At the Cardinal FG table, Kevin Nolan and Scott Brunner were looking for Automation Engineering Technology and Industrial Mechanic program students, and their display allowed the students to demonstrate their skills.
“It’s a simple motor starter circuit,” Brunner said. “We give potential applicants a taste of what they might be troubleshooting at our facility.”
“There are several things that can go wrong, and we make sure two or three things are wrong and have them troubleshoot it,” Nolan added. Brunner and Nolan indicated the students did pretty well.
One of the students stopping by to try was Lucas Gont of Chippewa Falls, who will graduate from the Automation Engineering Technology program in December. But he already has experience on the production floor, working full time as a systems technician for 3M in Menomonie while finishing school.
“I’m just looking around to see if the grass is greener on the other side,” Gont said. “I’m looking for something stable, so I can be there a long time.”
The current labor market, especially in manufacturing, gives students like Gont plenty of options.
At the Business Education Center, CVTC’s newest program drew some early attention from potential employers.
Ruth Stoyke, owner of the immensely popular Harbor View Café in Pepin, had never considered getting a table at a CVTC Career Fair.

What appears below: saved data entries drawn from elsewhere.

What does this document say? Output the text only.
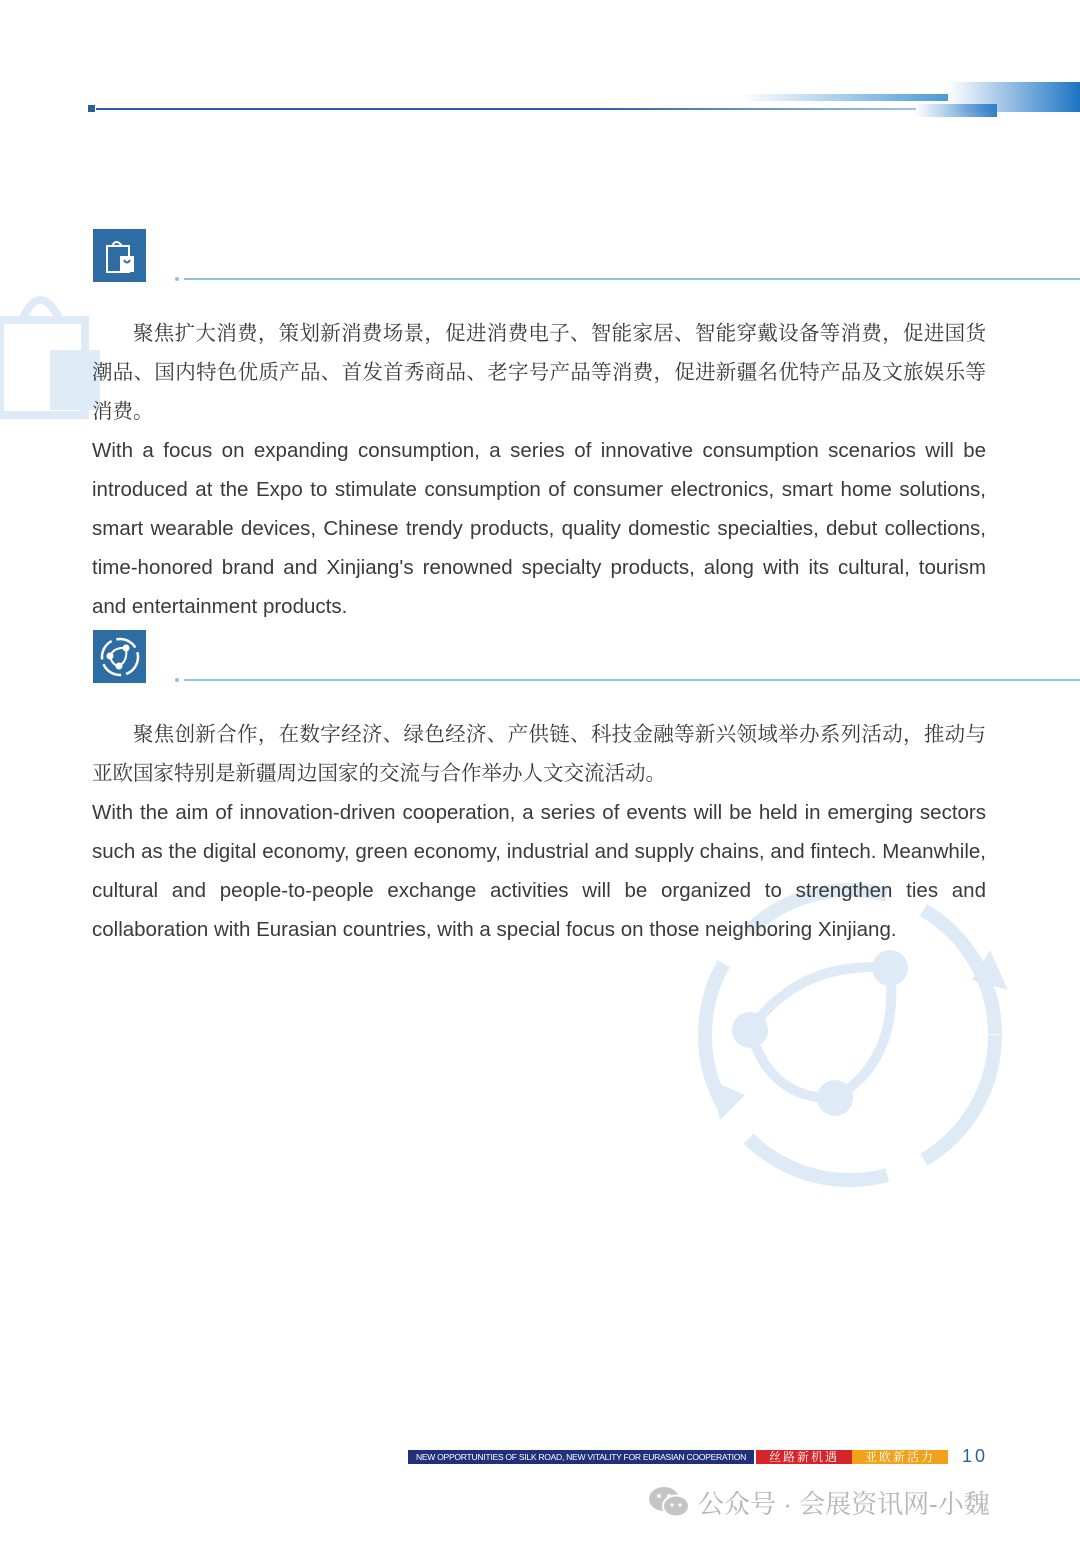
聚焦扩大消费，策划新消费场景，促进消费电子、智能家居、智能穿戴设备等消费，促进国货潮品、国内特色优质产品、首发首秀商品、老字号产品等消费，促进新疆名优特产品及文旅娱乐等消费。

With a focus on expanding consumption, a series of innovative consumption scenarios will be introduced at the Expo to stimulate consumption of consumer electronics, smart home solutions, smart wearable devices, Chinese trendy products, quality domestic specialties, debut collections, time-honored brand and Xinjiang's renowned specialty products, along with its cultural, tourism and entertainment products.

聚焦创新合作，在数字经济、绿色经济、产供链、科技金融等新兴领域举办系列活动，推动与亚欧国家特别是新疆周边国家的交流与合作举办人文交流活动。

With the aim of innovation-driven cooperation, a series of events will be held in emerging sectors such as the digital economy, green economy, industrial and supply chains, and fintech. Meanwhile, cultural and people-to-people exchange activities will be organized to strengthen ties and collaboration with Eurasian countries, with a special focus on those neighboring Xinjiang.

NEW OPPORTUNITIES OF SILK ROAD, NEW VITALITY FOR EURASIAN COOPERATION	丝路新机遇	亚欧新活力	10
公众号 · 会展资讯网-小魏
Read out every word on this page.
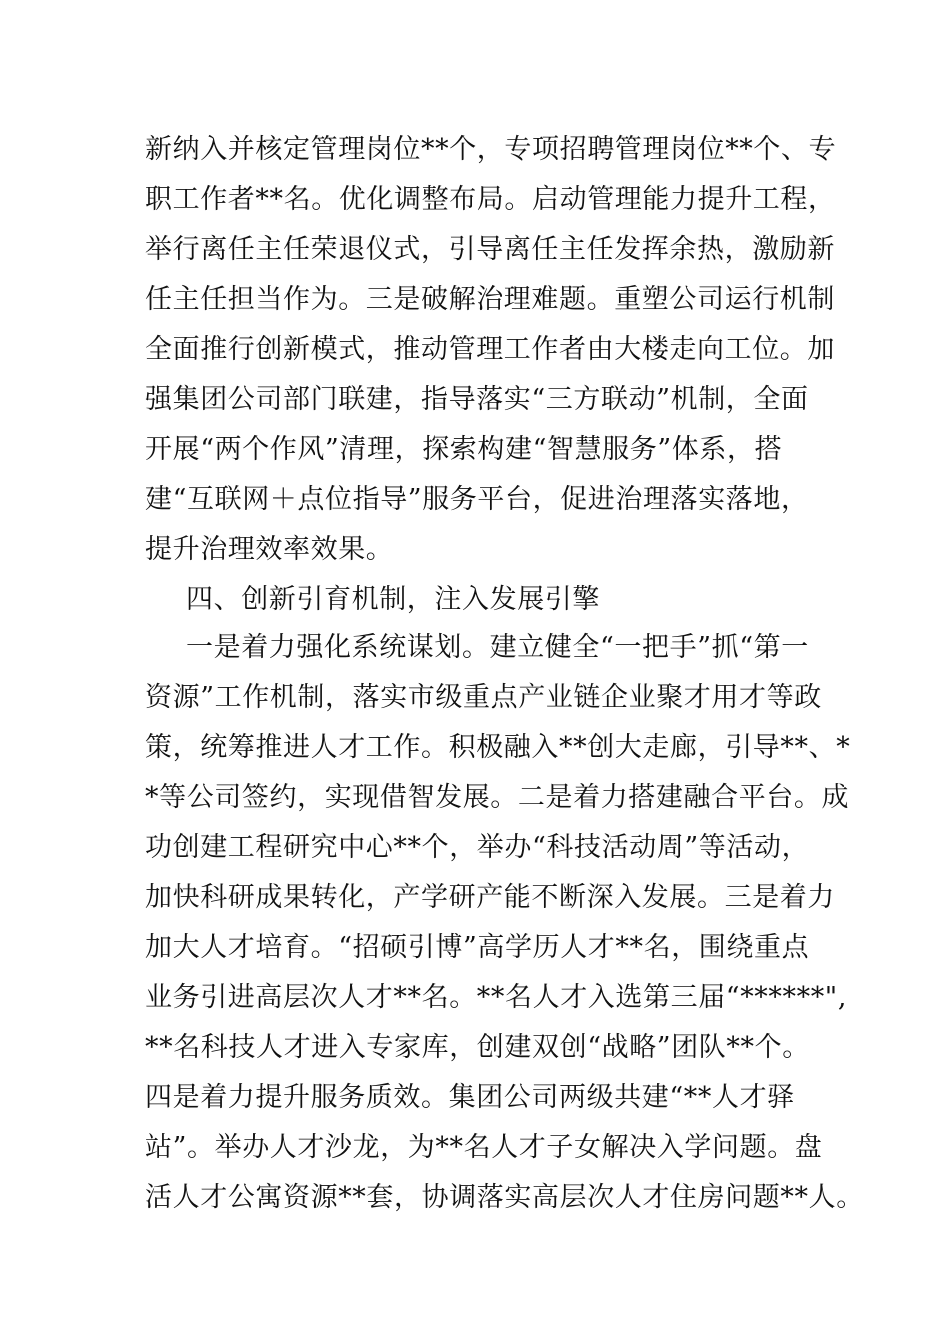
新纳入并核定管理岗位**个，专项招聘管理岗位**个、专
职工作者**名。优化调整布局。启动管理能力提升工程，
举行离任主任荣退仪式，引导离任主任发挥余热，激励新
任主任担当作为。三是破解治理难题。重塑公司运行机制
全面推行创新模式，推动管理工作者由大楼走向工位。加
强集团公司部门联建，指导落实“三方联动”机制，全面
开展“两个作风”清理，探索构建“智慧服务”体系，搭
建“互联网＋点位指导”服务平台，促进治理落实落地，
提升治理效率效果。
四、创新引育机制，注入发展引擎
一是着力强化系统谋划。建立健全“一把手”抓“第一
资源”工作机制，落实市级重点产业链企业聚才用才等政
策，统筹推进人才工作。积极融入**创大走廊，引导**、*
*等公司签约，实现借智发展。二是着力搭建融合平台。成
功创建工程研究中心**个，举办“科技活动周”等活动，
加快科研成果转化，产学研产能不断深入发展。三是着力
加大人才培育。“招硕引博”高学历人才**名，围绕重点
业务引进高层次人才**名。**名人才入选第三届“******",
**名科技人才进入专家库，创建双创“战略”团队**个。
四是着力提升服务质效。集团公司两级共建“**人才驿
站”。举办人才沙龙，为**名人才子女解决入学问题。盘
活人才公寓资源**套，协调落实高层次人才住房问题**人。
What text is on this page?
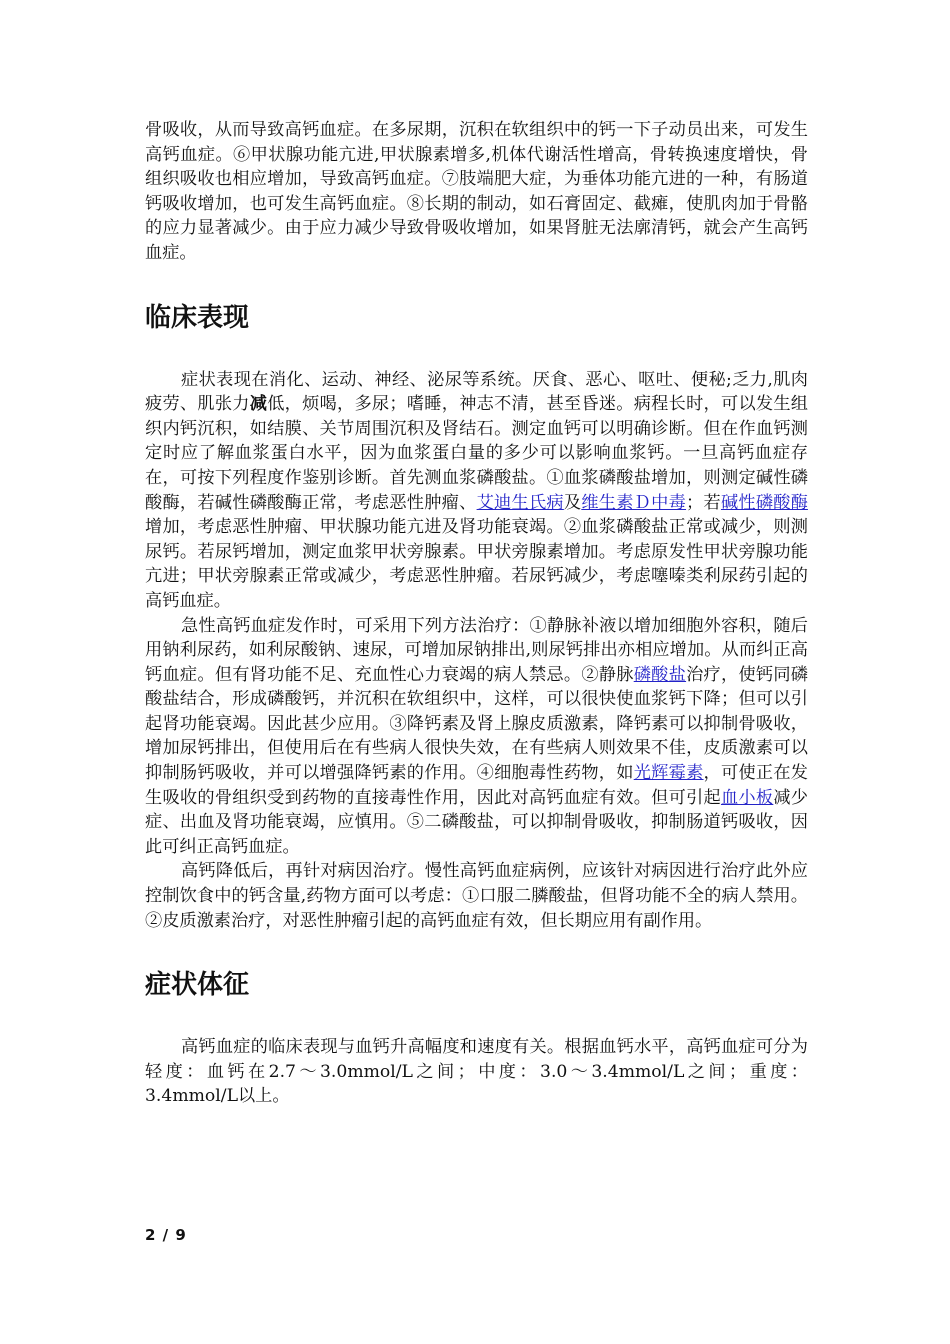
骨吸收，从而导致高钙血症。在多尿期，沉积在软组织中的钙一下子动员出来，可发生高钙血症。⑥甲状腺功能亢进,甲状腺素增多,机体代谢活性增高，骨转换速度增快，骨组织吸收也相应增加，导致高钙血症。⑦肢端肥大症，为垂体功能亢进的一种，有肠道钙吸收增加，也可发生高钙血症。⑧长期的制动，如石膏固定、截瘫，使肌肉加于骨骼的应力显著减少。由于应力减少导致骨吸收增加，如果肾脏无法廓清钙，就会产生高钙血症。

临床表现

症状表现在消化、运动、神经、泌尿等系统。厌食、恶心、呕吐、便秘;乏力,肌肉疲劳、肌张力减低，烦喝，多尿；嗜睡，神志不清，甚至昏迷。病程长时，可以发生组织内钙沉积，如结膜、关节周围沉积及肾结石。测定血钙可以明确诊断。但在作血钙测定时应了解血浆蛋白水平，因为血浆蛋白量的多少可以影响血浆钙。一旦高钙血症存在，可按下列程度作鉴别诊断。首先测血浆磷酸盐。①血浆磷酸盐增加，则测定碱性磷酸酶，若碱性磷酸酶正常，考虑恶性肿瘤、艾迪生氏病及维生素Ｄ中毒；若碱性磷酸酶增加，考虑恶性肿瘤、甲状腺功能亢进及肾功能衰竭。②血浆磷酸盐正常或减少，则测尿钙。若尿钙增加，测定血浆甲状旁腺素。甲状旁腺素增加。考虑原发性甲状旁腺功能亢进；甲状旁腺素正常或减少，考虑恶性肿瘤。若尿钙减少，考虑噻嗪类利尿药引起的高钙血症。

急性高钙血症发作时，可采用下列方法治疗：①静脉补液以增加细胞外容积，随后用钠利尿药，如利尿酸钠、速尿，可增加尿钠排出,则尿钙排出亦相应增加。从而纠正高钙血症。但有肾功能不足、充血性心力衰竭的病人禁忌。②静脉磷酸盐治疗，使钙同磷酸盐结合，形成磷酸钙，并沉积在软组织中，这样，可以很快使血浆钙下降；但可以引起肾功能衰竭。因此甚少应用。③降钙素及肾上腺皮质激素，降钙素可以抑制骨吸收，增加尿钙排出，但使用后在有些病人很快失效，在有些病人则效果不佳，皮质激素可以抑制肠钙吸收，并可以增强降钙素的作用。④细胞毒性药物，如光辉霉素，可使正在发生吸收的骨组织受到药物的直接毒性作用，因此对高钙血症有效。但可引起血小板减少症、出血及肾功能衰竭，应慎用。⑤二磷酸盐，可以抑制骨吸收，抑制肠道钙吸收，因此可纠正高钙血症。

高钙降低后，再针对病因治疗。慢性高钙血症病例，应该针对病因进行治疗此外应控制饮食中的钙含量,药物方面可以考虑：①口服二膦酸盐，但肾功能不全的病人禁用。②皮质激素治疗，对恶性肿瘤引起的高钙血症有效，但长期应用有副作用。

症状体征

高钙血症的临床表现与血钙升高幅度和速度有关。根据血钙水平，高钙血症可分为轻度：血钙在2.7～3.0mmol/L之间；中度：3.0～3.4mmol/L之间；重度：3.4mmol/L以上。

2 / 9
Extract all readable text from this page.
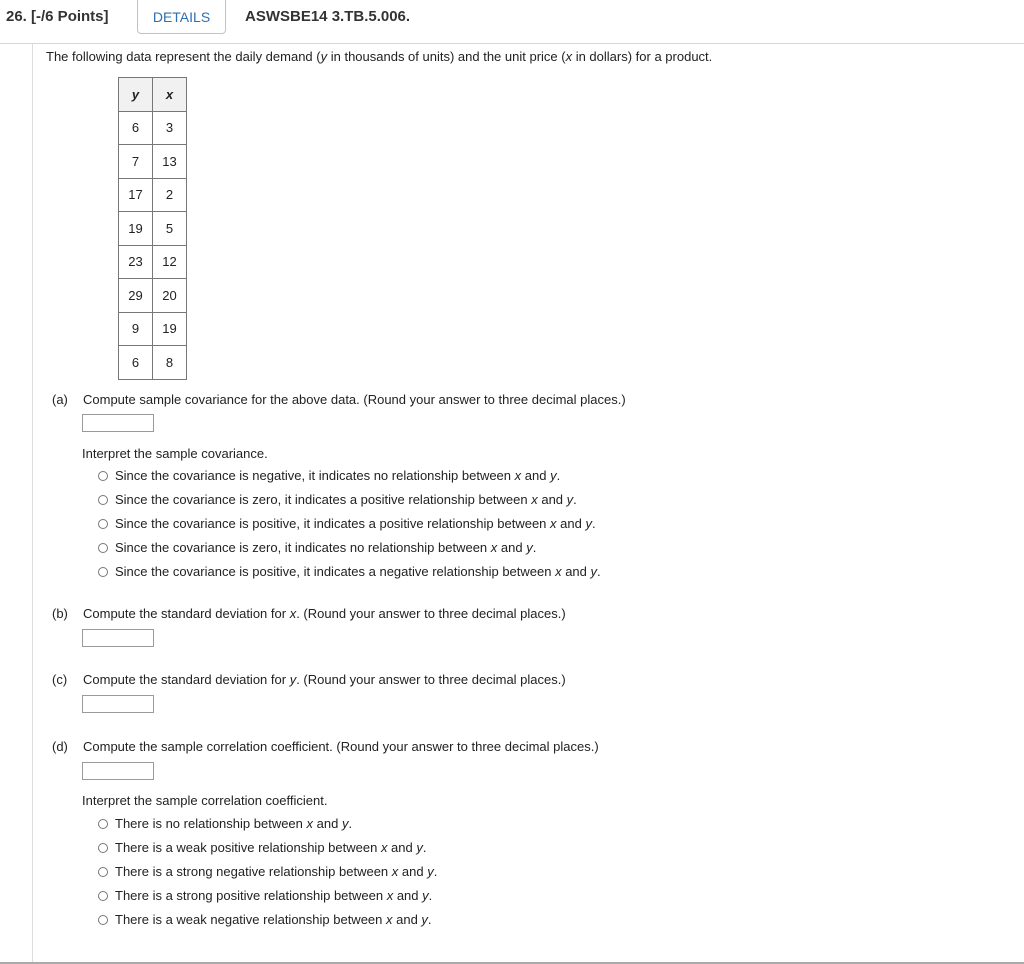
26. [-/6 Points]	DETAILS	ASWSBE14 3.TB.5.006.
The following data represent the daily demand (y in thousands of units) and the unit price (x in dollars) for a product.
y	x
6	3
7	13
17	2
19	5
23	12
29	20
9	19
6	8
(a) Compute sample covariance for the above data. (Round your answer to three decimal places.)
Interpret the sample covariance.
Since the covariance is negative, it indicates no relationship between x and y.
Since the covariance is zero, it indicates a positive relationship between x and y.
Since the covariance is positive, it indicates a positive relationship between x and y.
Since the covariance is zero, it indicates no relationship between x and y.
Since the covariance is positive, it indicates a negative relationship between x and y.
(b) Compute the standard deviation for x. (Round your answer to three decimal places.)
(c) Compute the standard deviation for y. (Round your answer to three decimal places.)
(d) Compute the sample correlation coefficient. (Round your answer to three decimal places.)
Interpret the sample correlation coefficient.
There is no relationship between x and y.
There is a weak positive relationship between x and y.
There is a strong negative relationship between x and y.
There is a strong positive relationship between x and y.
There is a weak negative relationship between x and y.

But CVTC hadn’t had a Culinary Management program until now.
Stoyke became one of the first in her industry to come to a CVTC Career Fair to specifically recruit students from the Culinary Management program, which is just in its first semester and students a long way from graduating from the two-year program.
Stoyke was excited about the prospect of finding applicants excited about culinary arts. “We’re known for cooking from scratch,” she said. “We make a lot of great sauces and make our own stocks. We are not fast food. We don’t even own a microwave. I’m looking for some culinary students who want to cook from scratch.”
Stoyke knows the students won’t complete the program for some time, but she can find roles for them well before they finish. She needs plenty of help in the busy summer months. “They can start part-time too,” she added.
Emy Polodna, a recruiter with Noodles World Kitchen, was also hoping to meet some culinary students, but her needs go beyond the kitchen.
“You don’t have to have a culinary degree to work at Noodles World Kitchen, but some knowledge of food handling is helpful,” Polodna said. “We have kitchen cooking positions available, and front-of-the-house positions and shift manager positions.”